SANFONINAS

Carta Gastronómica de Viseu
Houve um tempo em que cada município fazia questão em ter a sua Carta Arqueológica. No âmbito dos planos directores municipais, havia necessidade de se identificarem no terreno os vestígios arqueológicos dignos de serem devidamente salvaguardados perante a sugadora vontade de urbanização. Surpreende, pois, a iniciativa de se elaborar um carta gastronómica, com a mesma intenção, aliás: salvaguardar – perante a sugadora vontade de ser diferente, de ser (como é que se diz?) gourmet (ora toma!) – as iguarias tradicionais; afinal, aquelas que melhor se adequam às características físicas, geológicas e climáticas de cada região.
Dir-se-á que é falar exagerado esse da adequação às características regionais. Não é, pese muito embora aos chefs e às suas estrelas Michelin. Se até aquela conhecida empresa de hambúrgueres está a adaptar os condimentos ao paladar regional!…
Muito oportuna, pois, a publicação, pelo respectivo município, da Carta Gastronómica de Viseu, neste ano de 2022. Obra de monta e de prestígio, digna de figurar em lugar de destaque numa sala de visitas e, ainda mais, à mão de semear da dona de casa cozinheira que se preze.
Só um etnógrafo dos quatro costados – senhor de muito saber e arte! – como é o Dr. Alberto Correia é que ousaria propor, e obter aprovação camarária para a elaboração de uma obra deste precioso quilate. Investigou (e muito!), redigiu (com a prosa tersa que lhe conhecemos) e coordenou a edição, bem secundado pelas invulgarmente bonitas fotografias de José Alfredo.
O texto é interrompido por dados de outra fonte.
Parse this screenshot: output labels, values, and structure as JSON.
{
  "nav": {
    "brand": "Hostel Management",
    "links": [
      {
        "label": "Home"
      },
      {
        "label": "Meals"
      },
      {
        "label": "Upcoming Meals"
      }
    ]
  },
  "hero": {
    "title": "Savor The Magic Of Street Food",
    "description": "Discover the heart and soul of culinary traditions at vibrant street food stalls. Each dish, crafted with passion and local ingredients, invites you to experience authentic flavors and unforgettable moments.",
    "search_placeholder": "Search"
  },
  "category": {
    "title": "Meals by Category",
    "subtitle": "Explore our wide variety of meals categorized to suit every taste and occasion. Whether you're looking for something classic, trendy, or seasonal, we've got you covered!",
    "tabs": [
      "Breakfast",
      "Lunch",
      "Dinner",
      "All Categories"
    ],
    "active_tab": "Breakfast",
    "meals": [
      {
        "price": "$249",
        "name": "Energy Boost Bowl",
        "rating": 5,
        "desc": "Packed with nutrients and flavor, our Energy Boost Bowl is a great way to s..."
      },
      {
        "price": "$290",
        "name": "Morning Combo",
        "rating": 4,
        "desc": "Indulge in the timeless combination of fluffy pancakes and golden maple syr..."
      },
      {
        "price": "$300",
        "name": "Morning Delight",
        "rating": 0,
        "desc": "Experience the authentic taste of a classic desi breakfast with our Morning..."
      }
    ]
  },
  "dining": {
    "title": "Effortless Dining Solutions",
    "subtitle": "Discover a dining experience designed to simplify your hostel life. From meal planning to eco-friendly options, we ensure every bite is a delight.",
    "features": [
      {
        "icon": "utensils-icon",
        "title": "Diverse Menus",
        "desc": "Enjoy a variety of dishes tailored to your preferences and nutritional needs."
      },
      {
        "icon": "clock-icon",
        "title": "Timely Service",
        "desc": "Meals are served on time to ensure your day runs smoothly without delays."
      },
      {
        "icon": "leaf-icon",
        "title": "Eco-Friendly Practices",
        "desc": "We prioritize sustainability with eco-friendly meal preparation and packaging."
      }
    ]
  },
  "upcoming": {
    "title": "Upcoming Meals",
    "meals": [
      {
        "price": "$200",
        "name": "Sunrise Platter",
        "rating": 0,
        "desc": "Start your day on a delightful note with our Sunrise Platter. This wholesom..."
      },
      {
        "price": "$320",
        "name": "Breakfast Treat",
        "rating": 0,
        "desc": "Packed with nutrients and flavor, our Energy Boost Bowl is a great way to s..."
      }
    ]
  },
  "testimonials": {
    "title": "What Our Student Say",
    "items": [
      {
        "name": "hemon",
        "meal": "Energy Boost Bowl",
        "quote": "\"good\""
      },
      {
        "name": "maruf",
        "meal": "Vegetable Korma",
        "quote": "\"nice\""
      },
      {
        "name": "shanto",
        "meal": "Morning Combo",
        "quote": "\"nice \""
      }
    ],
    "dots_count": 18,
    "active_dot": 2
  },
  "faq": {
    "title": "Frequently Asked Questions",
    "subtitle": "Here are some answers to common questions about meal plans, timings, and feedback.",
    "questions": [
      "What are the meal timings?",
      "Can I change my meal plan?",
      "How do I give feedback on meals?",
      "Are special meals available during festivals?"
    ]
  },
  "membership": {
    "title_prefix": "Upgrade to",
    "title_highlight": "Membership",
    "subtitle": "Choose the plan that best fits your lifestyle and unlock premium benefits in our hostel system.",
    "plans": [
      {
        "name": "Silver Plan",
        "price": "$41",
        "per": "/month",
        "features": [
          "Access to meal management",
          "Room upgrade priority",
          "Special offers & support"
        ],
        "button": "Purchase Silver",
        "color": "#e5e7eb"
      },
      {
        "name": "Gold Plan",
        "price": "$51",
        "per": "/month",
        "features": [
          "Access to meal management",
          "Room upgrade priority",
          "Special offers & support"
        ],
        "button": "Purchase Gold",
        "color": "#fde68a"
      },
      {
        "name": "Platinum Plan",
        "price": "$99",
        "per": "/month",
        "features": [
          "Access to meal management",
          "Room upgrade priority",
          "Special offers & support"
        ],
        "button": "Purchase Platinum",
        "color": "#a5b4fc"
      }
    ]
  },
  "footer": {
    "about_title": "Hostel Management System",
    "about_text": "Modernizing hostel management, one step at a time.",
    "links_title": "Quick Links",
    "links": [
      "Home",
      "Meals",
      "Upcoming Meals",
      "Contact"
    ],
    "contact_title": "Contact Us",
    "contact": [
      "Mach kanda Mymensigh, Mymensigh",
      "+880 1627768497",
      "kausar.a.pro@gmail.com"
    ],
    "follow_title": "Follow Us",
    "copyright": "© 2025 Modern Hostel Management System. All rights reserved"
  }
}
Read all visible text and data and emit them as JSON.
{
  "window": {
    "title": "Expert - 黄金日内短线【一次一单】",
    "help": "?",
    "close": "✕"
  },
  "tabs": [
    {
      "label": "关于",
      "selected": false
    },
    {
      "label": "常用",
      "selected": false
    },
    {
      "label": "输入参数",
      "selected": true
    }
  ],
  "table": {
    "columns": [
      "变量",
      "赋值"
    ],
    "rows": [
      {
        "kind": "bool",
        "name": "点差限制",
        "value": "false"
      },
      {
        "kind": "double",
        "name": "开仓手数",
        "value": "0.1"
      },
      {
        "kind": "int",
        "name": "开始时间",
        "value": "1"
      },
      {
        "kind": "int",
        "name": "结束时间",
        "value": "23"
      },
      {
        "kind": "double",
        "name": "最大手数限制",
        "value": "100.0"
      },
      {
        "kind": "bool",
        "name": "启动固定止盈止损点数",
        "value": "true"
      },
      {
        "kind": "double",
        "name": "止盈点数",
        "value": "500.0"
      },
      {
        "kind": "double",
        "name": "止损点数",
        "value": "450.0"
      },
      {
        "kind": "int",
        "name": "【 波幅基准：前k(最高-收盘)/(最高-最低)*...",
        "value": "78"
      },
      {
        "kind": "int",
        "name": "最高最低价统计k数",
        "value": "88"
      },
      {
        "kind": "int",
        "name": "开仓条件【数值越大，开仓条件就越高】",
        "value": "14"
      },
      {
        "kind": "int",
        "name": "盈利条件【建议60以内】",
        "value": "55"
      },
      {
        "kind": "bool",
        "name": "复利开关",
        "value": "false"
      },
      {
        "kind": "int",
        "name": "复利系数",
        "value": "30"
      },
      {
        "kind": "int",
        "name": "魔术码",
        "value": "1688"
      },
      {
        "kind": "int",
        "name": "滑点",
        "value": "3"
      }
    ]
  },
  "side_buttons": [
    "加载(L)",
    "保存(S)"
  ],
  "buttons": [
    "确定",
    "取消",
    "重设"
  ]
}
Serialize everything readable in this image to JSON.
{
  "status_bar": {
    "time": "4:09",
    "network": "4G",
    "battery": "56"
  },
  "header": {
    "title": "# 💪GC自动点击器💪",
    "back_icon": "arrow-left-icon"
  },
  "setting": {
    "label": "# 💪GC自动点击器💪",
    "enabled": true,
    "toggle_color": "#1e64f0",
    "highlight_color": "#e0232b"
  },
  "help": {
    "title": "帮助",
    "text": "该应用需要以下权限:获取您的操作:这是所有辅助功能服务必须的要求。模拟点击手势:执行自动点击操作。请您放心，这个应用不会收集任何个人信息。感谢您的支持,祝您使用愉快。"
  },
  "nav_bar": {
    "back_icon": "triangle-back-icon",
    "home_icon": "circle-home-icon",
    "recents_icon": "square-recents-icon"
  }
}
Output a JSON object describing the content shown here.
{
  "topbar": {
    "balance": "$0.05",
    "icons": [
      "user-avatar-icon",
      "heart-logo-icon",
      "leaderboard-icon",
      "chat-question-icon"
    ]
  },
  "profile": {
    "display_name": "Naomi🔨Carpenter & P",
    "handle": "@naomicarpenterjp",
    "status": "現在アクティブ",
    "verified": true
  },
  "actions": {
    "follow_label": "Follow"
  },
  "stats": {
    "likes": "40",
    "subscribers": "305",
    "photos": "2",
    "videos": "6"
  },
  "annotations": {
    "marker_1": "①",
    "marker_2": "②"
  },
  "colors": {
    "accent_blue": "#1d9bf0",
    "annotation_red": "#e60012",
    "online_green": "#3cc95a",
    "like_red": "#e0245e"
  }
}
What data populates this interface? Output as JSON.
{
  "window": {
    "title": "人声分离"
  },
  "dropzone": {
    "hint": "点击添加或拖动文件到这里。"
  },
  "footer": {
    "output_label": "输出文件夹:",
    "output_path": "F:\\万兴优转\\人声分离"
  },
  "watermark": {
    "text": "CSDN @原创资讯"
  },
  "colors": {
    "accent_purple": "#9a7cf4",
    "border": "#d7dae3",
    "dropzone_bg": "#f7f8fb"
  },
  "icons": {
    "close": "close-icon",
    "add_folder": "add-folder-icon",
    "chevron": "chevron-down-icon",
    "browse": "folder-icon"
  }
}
Aliás, uma colaboração, esta, que muito tem enriquecido Viseu no quadro das suas publicações de índole cultural.
Sim, que gastronomia é cultura – e da boa!
Mais de 330 páginas, servidas por rija encadernação de luxo e ilustradas por fotos de antologia!
Escreve, primeiro, o etnógrafo, a contar do território viseense, seus recursos e gentes, as matérias-primas… Ele são as actas da Câmara, os livros de contas do Seminário, o testemunho das Memórias Paroquiais, o que se comia até ao século XX, como e quando, os artefactos usados… A História vista através dos comeres!
Depois, o receituário: das refeições autónomas, dos complementos de refeição, a doçaria tradicional… O pão quotidiano (aquele de que se fala no Pai Nosso) e o pão cerimonial e festivo, a fogaça pão de oferenda ritual.
Só visto, folheado e lido, Amigos – que, contado, ninguém acredita!